Arrêté de péril, fermeture de la boucherie de la Poste : les explications de la Ville de Beaumont

 

La fermeture provisoire de la boucherie de la Poste, à Beaumont, a suscité un vif émoi chez les habitants. Ce commerce, unique boucherie-charcuterie de la commune, ouvert il y a 26 ans, comptait de nombreux clients fidèles.

La municipalité a publié une information aux habitants, ce vendredi 4 avril, pour expliciter sa décision de prise d’un arrêté de péril au 2-4 et 4 bis, rue Sadier. À la suite de la visite des services techniques du SIAPBE (établissement public de coopération intercommunale), de la Ville et de l’experte désignée par le tribunal administratif, les conclusions rendues ont révélé une fuite d’eau persistante ayant envahie une cavité et fragilisé la structure de l’immeuble situé au 2, rue Sadier. « Cette décision s’imposait afin de garantir la sécurité des biens et des personnes.

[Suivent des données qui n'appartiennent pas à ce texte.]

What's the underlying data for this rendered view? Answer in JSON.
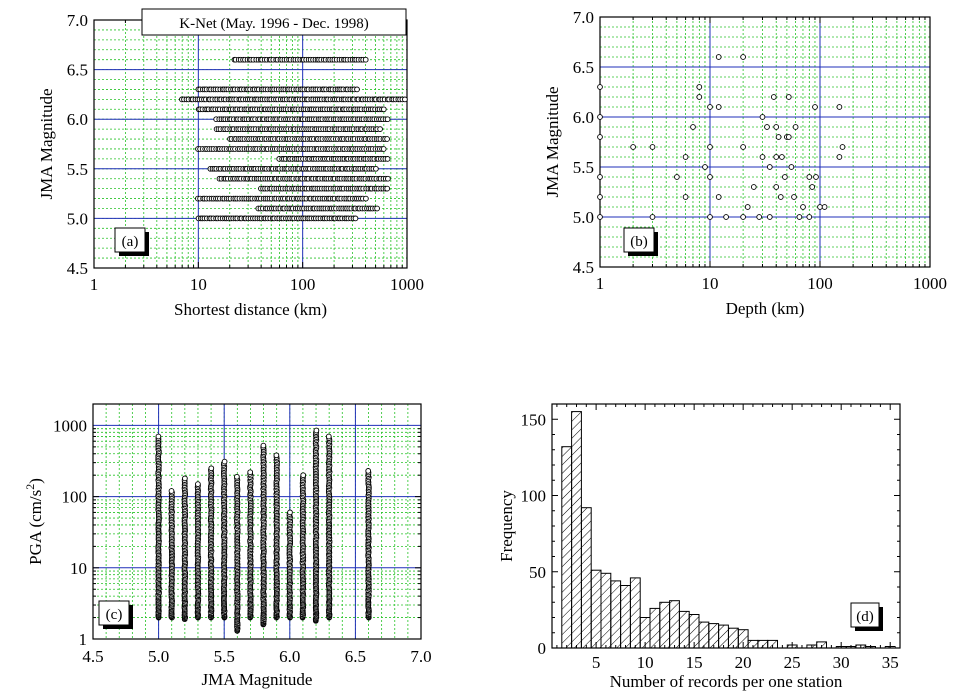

Cette mesure est essentielle pour prévenir tout drame », souligne la Municipalité en faisant référence à une catastrophe qui provoqué la mort de huit personnes à Marseille, en 2018.

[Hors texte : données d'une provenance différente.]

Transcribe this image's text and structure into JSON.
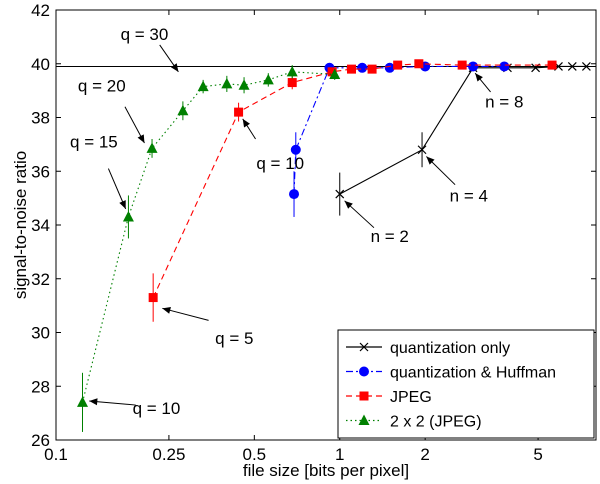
{
  "chart_data": {
    "type": "line",
    "title": "",
    "xlabel": "file size [bits per pixel]",
    "ylabel": "signal-to-noise ratio",
    "xscale": "log",
    "xlim": [
      0.1,
      8
    ],
    "ylim": [
      26,
      42
    ],
    "xticks": [
      {
        "value": 0.1,
        "label": "0.1"
      },
      {
        "value": 0.25,
        "label": "0.25"
      },
      {
        "value": 0.5,
        "label": "0.5"
      },
      {
        "value": 1,
        "label": "1"
      },
      {
        "value": 2,
        "label": "2"
      },
      {
        "value": 5,
        "label": "5"
      }
    ],
    "yticks": [
      26,
      28,
      30,
      32,
      34,
      36,
      38,
      40,
      42
    ],
    "reference_line": {
      "y": 39.9,
      "color": "#000000"
    },
    "legend_position": "bottom-right",
    "series": [
      {
        "name": "quantization only",
        "color": "#000000",
        "linestyle": "solid",
        "marker": "x",
        "points": [
          {
            "x": 1.0,
            "y": 35.15,
            "err": 0.8
          },
          {
            "x": 1.95,
            "y": 36.8,
            "err": 0.65
          },
          {
            "x": 2.95,
            "y": 39.85
          },
          {
            "x": 3.9,
            "y": 39.85
          },
          {
            "x": 4.9,
            "y": 39.85
          },
          {
            "x": 5.9,
            "y": 39.9
          },
          {
            "x": 6.6,
            "y": 39.9
          },
          {
            "x": 7.4,
            "y": 39.9
          }
        ]
      },
      {
        "name": "quantization & Huffman",
        "color": "#0000ff",
        "linestyle": "dashdot",
        "marker": "circle",
        "points": [
          {
            "x": 0.69,
            "y": 35.15,
            "err": 0.85
          },
          {
            "x": 0.7,
            "y": 36.8,
            "err": 0.65
          },
          {
            "x": 0.92,
            "y": 39.85
          },
          {
            "x": 1.2,
            "y": 39.85
          },
          {
            "x": 1.5,
            "y": 39.85
          },
          {
            "x": 2.0,
            "y": 39.9
          },
          {
            "x": 2.95,
            "y": 39.9
          },
          {
            "x": 3.8,
            "y": 39.9
          }
        ]
      },
      {
        "name": "JPEG",
        "color": "#ff0000",
        "linestyle": "dashed",
        "marker": "square",
        "points": [
          {
            "x": 0.22,
            "y": 31.3,
            "err": 0.9
          },
          {
            "x": 0.44,
            "y": 38.2,
            "err": 0.35
          },
          {
            "x": 0.68,
            "y": 39.3,
            "err": 0.25
          },
          {
            "x": 0.94,
            "y": 39.7
          },
          {
            "x": 1.1,
            "y": 39.8
          },
          {
            "x": 1.3,
            "y": 39.8
          },
          {
            "x": 1.6,
            "y": 39.95
          },
          {
            "x": 1.9,
            "y": 40.0
          },
          {
            "x": 2.7,
            "y": 39.95
          },
          {
            "x": 5.6,
            "y": 39.95
          }
        ]
      },
      {
        "name": "2 x 2 (JPEG)",
        "color": "#008000",
        "linestyle": "dotted",
        "marker": "triangle",
        "points": [
          {
            "x": 0.124,
            "y": 27.4,
            "err": 1.1
          },
          {
            "x": 0.18,
            "y": 34.3,
            "err": 0.8
          },
          {
            "x": 0.218,
            "y": 36.85,
            "err": 0.35
          },
          {
            "x": 0.28,
            "y": 38.25,
            "err": 0.35
          },
          {
            "x": 0.33,
            "y": 39.15,
            "err": 0.25
          },
          {
            "x": 0.4,
            "y": 39.25,
            "err": 0.3
          },
          {
            "x": 0.46,
            "y": 39.2,
            "err": 0.3
          },
          {
            "x": 0.56,
            "y": 39.4,
            "err": 0.25
          },
          {
            "x": 0.68,
            "y": 39.7,
            "err": 0.25
          },
          {
            "x": 0.96,
            "y": 39.6,
            "err": 0.2
          }
        ]
      }
    ],
    "annotations": [
      {
        "text": "q = 30",
        "x": 0.205,
        "y": 41.1,
        "ax": 0.27,
        "ay": 39.7,
        "tx": 0.232,
        "ty": 40.7
      },
      {
        "text": "q = 20",
        "x": 0.145,
        "y": 39.2,
        "ax": 0.205,
        "ay": 37.05,
        "tx": 0.175,
        "ty": 38.4
      },
      {
        "text": "q = 15",
        "x": 0.136,
        "y": 37.1,
        "ax": 0.176,
        "ay": 34.6,
        "tx": 0.153,
        "ty": 36.1
      },
      {
        "text": "q = 10",
        "x": 0.617,
        "y": 36.3,
        "ax": 0.455,
        "ay": 37.95,
        "tx": 0.505,
        "ty": 37.2
      },
      {
        "text": "q = 5",
        "x": 0.425,
        "y": 29.8,
        "ax": 0.237,
        "ay": 30.9,
        "tx": 0.345,
        "ty": 30.45
      },
      {
        "text": "q = 10",
        "x": 0.226,
        "y": 27.2,
        "ax": 0.131,
        "ay": 27.45,
        "tx": 0.191,
        "ty": 27.3
      },
      {
        "text": "n = 2",
        "x": 1.5,
        "y": 33.6,
        "ax": 1.04,
        "ay": 34.9,
        "tx": 1.32,
        "ty": 33.9
      },
      {
        "text": "n = 4",
        "x": 2.85,
        "y": 35.1,
        "ax": 2.02,
        "ay": 36.55,
        "tx": 2.55,
        "ty": 35.5
      },
      {
        "text": "n = 8",
        "x": 3.8,
        "y": 38.6,
        "ax": 3.0,
        "ay": 39.65,
        "tx": 3.4,
        "ty": 38.95
      }
    ]
  }
}
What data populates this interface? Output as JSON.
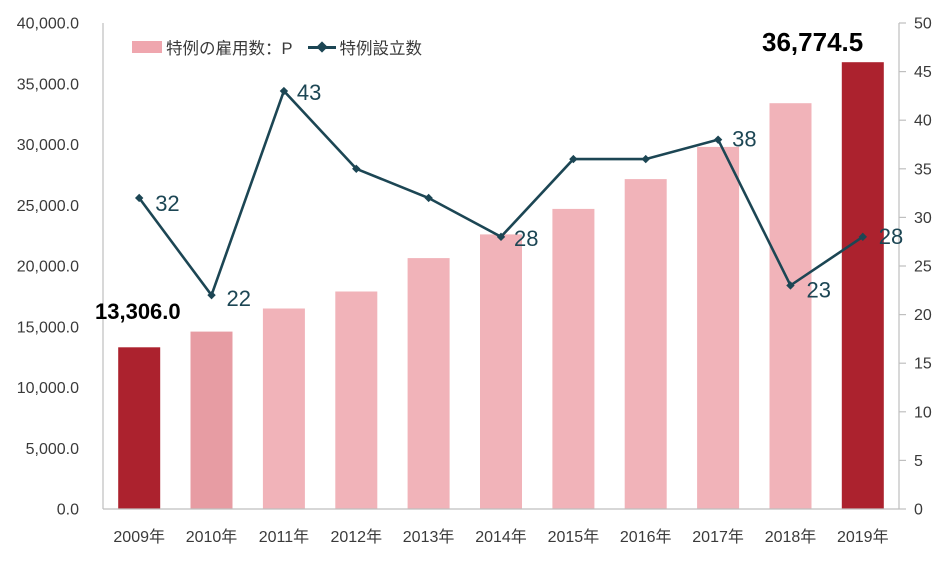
{
  "chart_data": {
    "type": "combo-bar-line",
    "title": "",
    "categories": [
      "2009年",
      "2010年",
      "2011年",
      "2012年",
      "2013年",
      "2014年",
      "2015年",
      "2016年",
      "2017年",
      "2018年",
      "2019年"
    ],
    "series": [
      {
        "name": "特例の雇用数：P",
        "type": "bar",
        "axis": "left",
        "values": [
          13306.0,
          14600,
          16500,
          17900,
          20650,
          22600,
          24700,
          27150,
          29800,
          33400,
          36774.5
        ],
        "bar_color_roles": [
          "dark",
          "mid",
          "light",
          "light",
          "light",
          "light",
          "light",
          "light",
          "light",
          "light",
          "dark"
        ]
      },
      {
        "name": "特例設立数",
        "type": "line",
        "axis": "right",
        "values": [
          32,
          22,
          43,
          35,
          32,
          28,
          36,
          36,
          38,
          23,
          28
        ],
        "point_labels": [
          "32",
          "22",
          "43",
          "",
          "",
          "28",
          "",
          "",
          "38",
          "23",
          "28"
        ]
      }
    ],
    "left_axis": {
      "min": 0,
      "max": 40000,
      "tick_step": 5000,
      "tick_labels": [
        "0.0",
        "5,000.0",
        "10,000.0",
        "15,000.0",
        "20,000.0",
        "25,000.0",
        "30,000.0",
        "35,000.0",
        "40,000.0"
      ]
    },
    "right_axis": {
      "min": 0,
      "max": 50,
      "tick_step": 5,
      "tick_labels": [
        "0",
        "5",
        "10",
        "15",
        "20",
        "25",
        "30",
        "35",
        "40",
        "45",
        "50"
      ]
    },
    "annotations": [
      {
        "category": "2009年",
        "text": "13,306.0"
      },
      {
        "category": "2019年",
        "text": "36,774.5"
      }
    ],
    "legend_position": "top-left-inside",
    "grid": false
  },
  "colors": {
    "bar_dark": "#AC222E",
    "bar_mid": "#E79CA3",
    "bar_light": "#F1B3B9",
    "legend_swatch": "#EFA6AE",
    "line": "#1C4654",
    "axis_line": "#BFBFBF",
    "axis_text": "#3A3A3A",
    "annotation_text": "#000000",
    "background": "#FFFFFF"
  }
}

À propos de la boucherie de la Poste, « pour permettre la reprise de l’activité, en concertation avec les propriétaires, des propositions sont actuellement examinées ».

La Ville rappelle qu’elle mène, depuis 2020, un travail de fond pour la réhabilitation du centre-ville, en collaboration avec de nombreux partenaires, notamment l’Établissement public foncier d’Île-de-France, la Préfecture et la Communauté de communes du Haut Val-d’Oise. Des projets structurels ont été menés rue de la Heuse et d’autres le seront, prochainement, place Gabriel-Péri. Si Beaumont est fière de son patrimoine historique, certaines de ses constructions reposent sur des cavités médiévales fragiles.

La Municipalité a engagé d’autres actions face à un morcellement de la propriété avec des copropriétaires parfois défaillants, la présence de « marchands de sommeil ». Les coûts de travaux sont élevés, notamment en raison des contraintes techniques et du classement patrimonial en zone « Architecte des Bâtiments de France ». « Ces projets complexes techniquement coûtent des millions d’euros et ont été menés sans endetter la ville et augmentation de la part communale de la taxe foncière », indique-t-elle.